Business applications will increasingly head into the cloud as consumer technology filters through to business, according to U.K. CIOs.
More than half (56 percent) of the CIOs surveyed believe all applications used by their organization will be hosted on the Internet within five years, while 76 percent of the CIOs questioned think the increased availability of Wi-Fi and broadband at home is encouraging people to look at using online applications.
The research, commissioned by salesforce.com, found 83 percent of CIOs feel tech from the likes of Google and Facebook are shaping the technologies that businesses are adopting.
Google and Microsoft have been leading the push to the cloud, with popular online collaboration services in the shape of Google Apps and Office Live Workspace, while the likes of salesforce.com and its rivals have long been touting software as service for applications such as CRM.
Speaking to ZDNet Asia's sister site silicon.com, senior analyst with Freeform Dynamics, David Tebbutt, said while the progression to more cloud-hosted applications is inevitable, the CIOs' timings may be ambitious. "I think [the surveyed CIOs are] wrong on timescale. I think a lot of work will migrate to the cloud in that timescale but I think a lot more will migrate later on. I think we're talking about fairly long timescales."
Others remain unconvinced the cloud is ready for business. Citrix CTO and chair, Martin Duursma said recently cloud-based applications--or software-as-a-service--remain "several years away" from being enterprise ready.
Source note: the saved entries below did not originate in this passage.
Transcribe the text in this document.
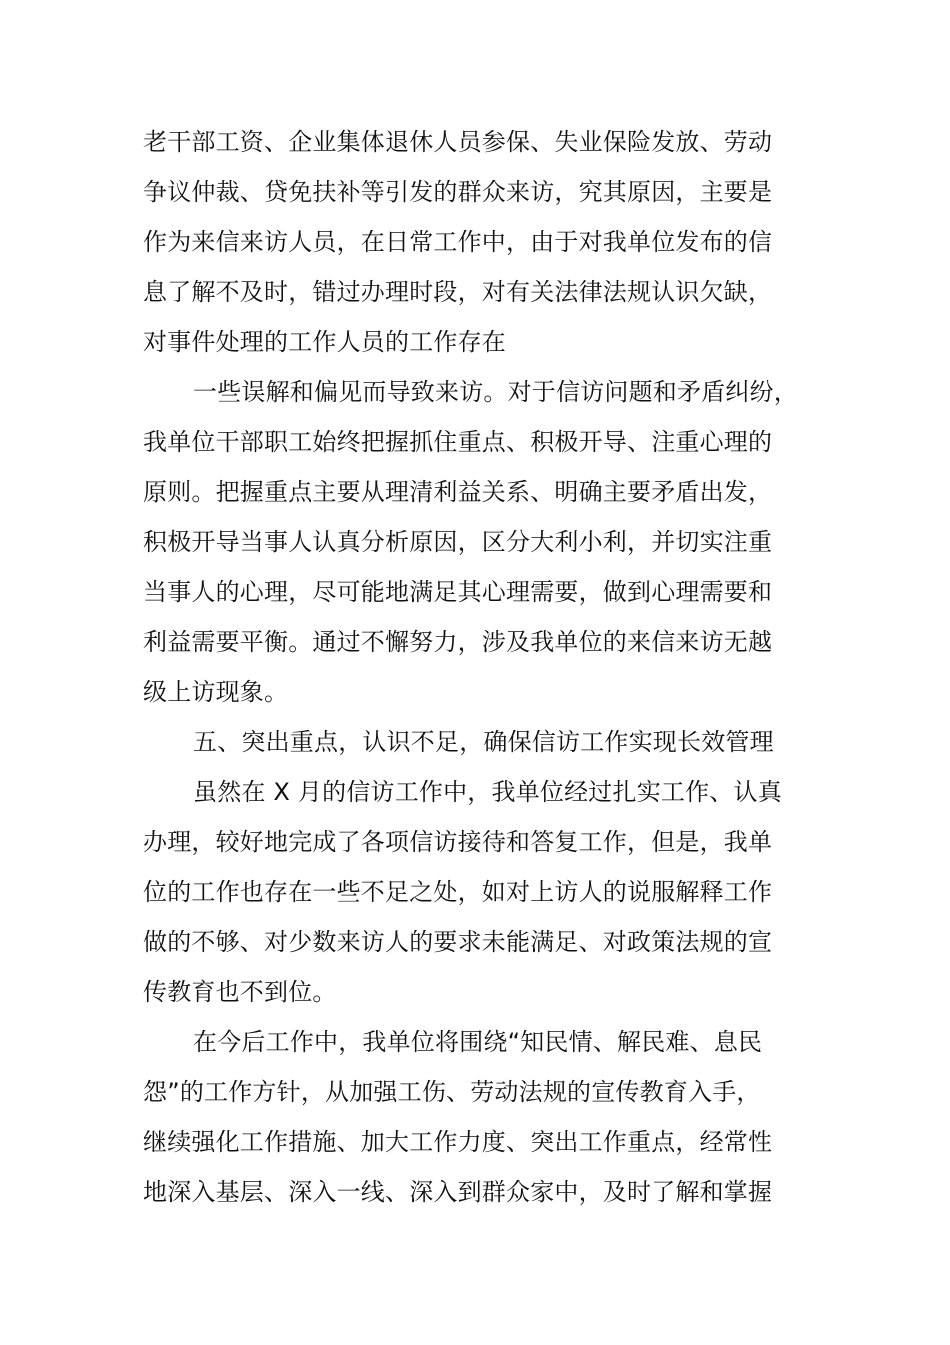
老干部工资、企业集体退休人员参保、失业保险发放、劳动
争议仲裁、贷免扶补等引发的群众来访，究其原因，主要是
作为来信来访人员，在日常工作中，由于对我单位发布的信
息了解不及时，错过办理时段，对有关法律法规认识欠缺，
对事件处理的工作人员的工作存在
一些误解和偏见而导致来访。对于信访问题和矛盾纠纷，
我单位干部职工始终把握抓住重点、积极开导、注重心理的
原则。把握重点主要从理清利益关系、明确主要矛盾出发，
积极开导当事人认真分析原因，区分大利小利，并切实注重
当事人的心理，尽可能地满足其心理需要，做到心理需要和
利益需要平衡。通过不懈努力，涉及我单位的来信来访无越
级上访现象。
五、突出重点，认识不足，确保信访工作实现长效管理
虽然在 X 月的信访工作中，我单位经过扎实工作、认真
办理，较好地完成了各项信访接待和答复工作，但是，我单
位的工作也存在一些不足之处，如对上访人的说服解释工作
做的不够、对少数来访人的要求未能满足、对政策法规的宣
传教育也不到位。
在今后工作中，我单位将围绕“知民情、解民难、息民
怨”的工作方针，从加强工伤、劳动法规的宣传教育入手，
继续强化工作措施、加大工作力度、突出工作重点，经常性
地深入基层、深入一线、深入到群众家中，及时了解和掌握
He added companies should not rush into putting mission critical apps into the cloud until the services have become more reliable.
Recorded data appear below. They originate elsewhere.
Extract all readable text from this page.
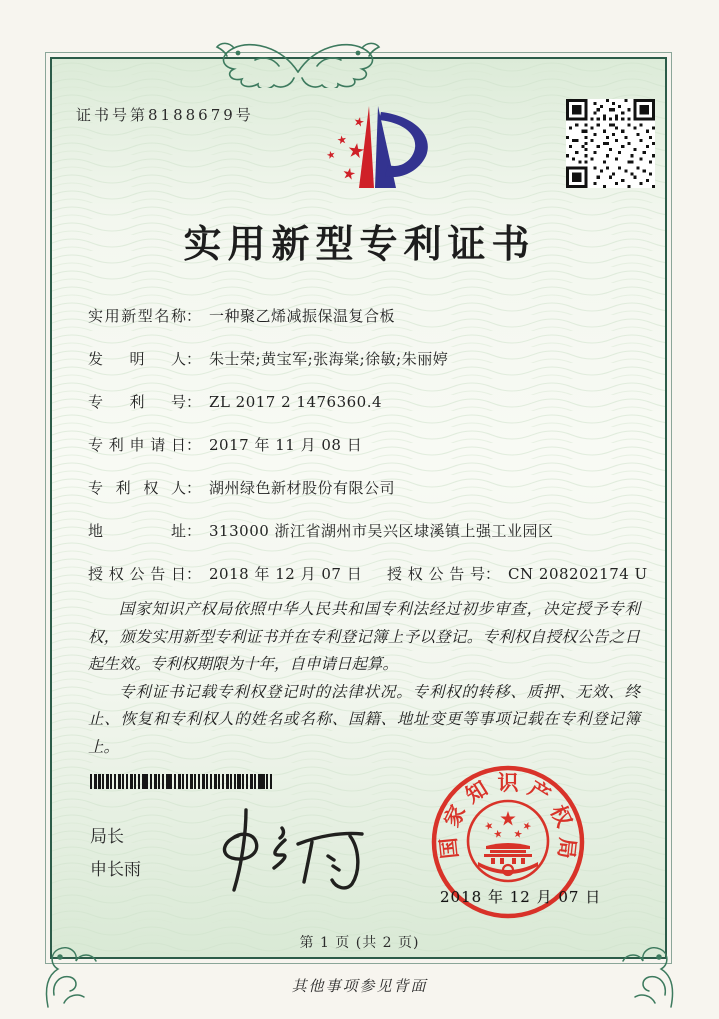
证书号第8188679号
实用新型专利证书
实用新型名称： 一种聚乙烯减振保温复合板
发明人： 朱士荣;黄宝军;张海棠;徐敏;朱丽婷
专利号： ZL 2017 2 1476360.4
专利申请日： 2017 年 11 月 08 日
专利权人： 湖州绿色新材股份有限公司
地址： 313000 浙江省湖州市吴兴区埭溪镇上强工业园区
授权公告日： 2018 年 12 月 07 日 授权公告号： CN 208202174 U

国家知识产权局依照中华人民共和国专利法经过初步审查，决定授予专利权，颁发实用新型专利证书并在专利登记簿上予以登记。专利权自授权公告之日起生效。专利权期限为十年，自申请日起算。

专利证书记载专利权登记时的法律状况。专利权的转移、质押、无效、终止、恢复和专利权人的姓名或名称、国籍、地址变更等事项记载在专利登记簿上。

局长
申长雨
国
家
知 识 产
权
局
2018 年 12 月 07 日
第 1 页 (共 2 页)
其他事项参见背面
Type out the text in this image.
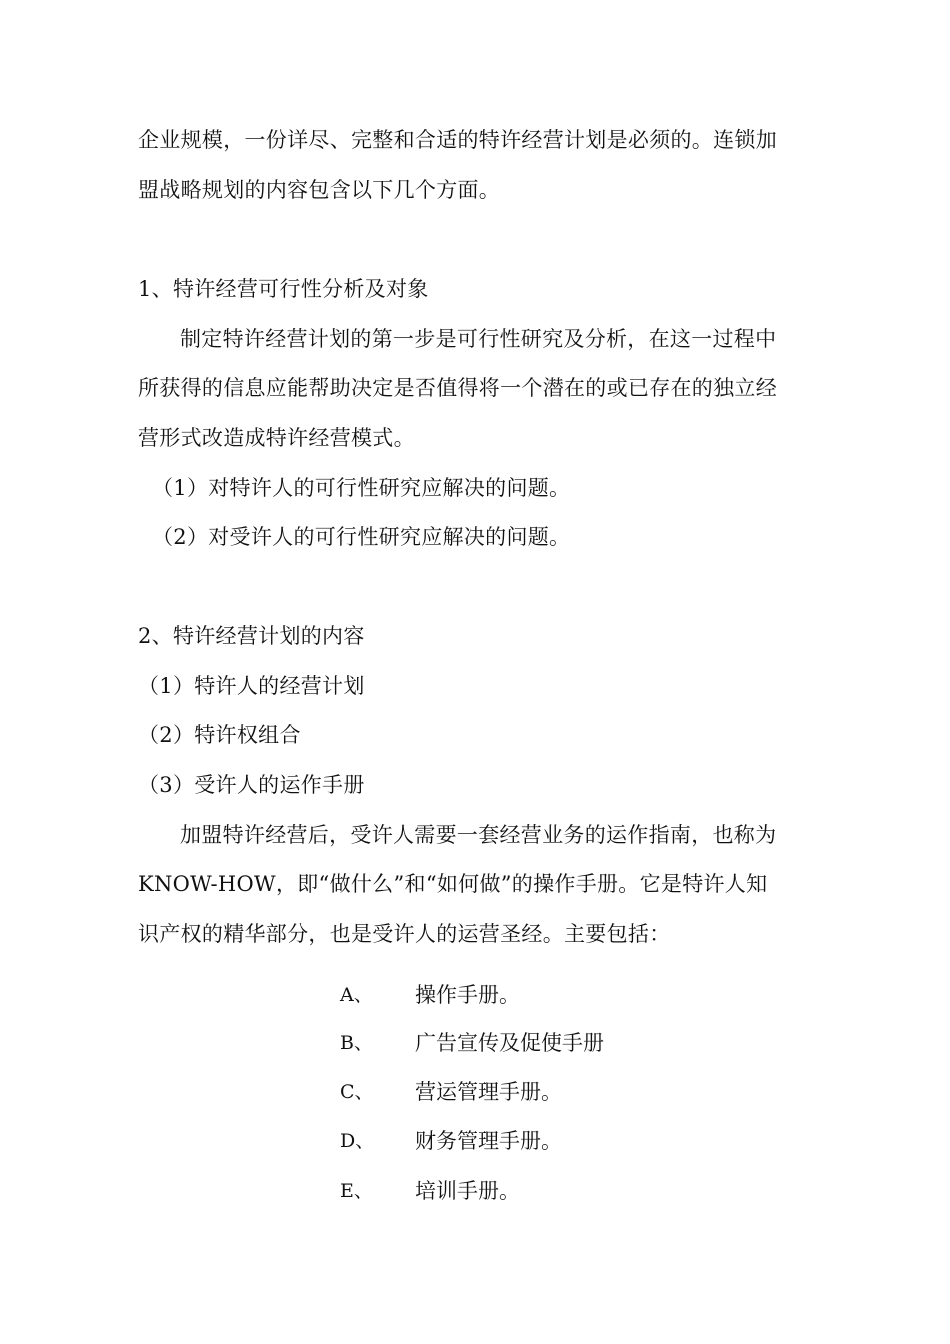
企业规模，一份详尽、完整和合适的特许经营计划是必须的。连锁加
盟战略规划的内容包含以下几个方面。
1、特许经营可行性分析及对象
制定特许经营计划的第一步是可行性研究及分析，在这一过程中
所获得的信息应能帮助决定是否值得将一个潜在的或已存在的独立经
营形式改造成特许经营模式。
（1）对特许人的可行性研究应解决的问题。
（2）对受许人的可行性研究应解决的问题。
2、特许经营计划的内容
（1）特许人的经营计划
（2）特许权组合
（3）受许人的运作手册
加盟特许经营后，受许人需要一套经营业务的运作指南，也称为
KNOW-HOW，即“做什么”和“如何做”的操作手册。它是特许人知
识产权的精华部分，也是受许人的运营圣经。主要包括：
A、 操作手册。
B、 广告宣传及促使手册
C、 营运管理手册。
D、 财务管理手册。
E、 培训手册。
Freeform Dynamics' Tebbutt said companies need to work out which applications they feel comfortable with putting into the cloud and who they want to host services.
"It's about trust isn't it really? That's what it boils down to," he said. "I do think that a lot of work will go out to the cloud. It really depends on the nature of the business."
The research was carried out by Coleman Parkes and quizzed CIOs from 100 U.K. organisations.
Tim Ferguson of Silicon.com reported from London.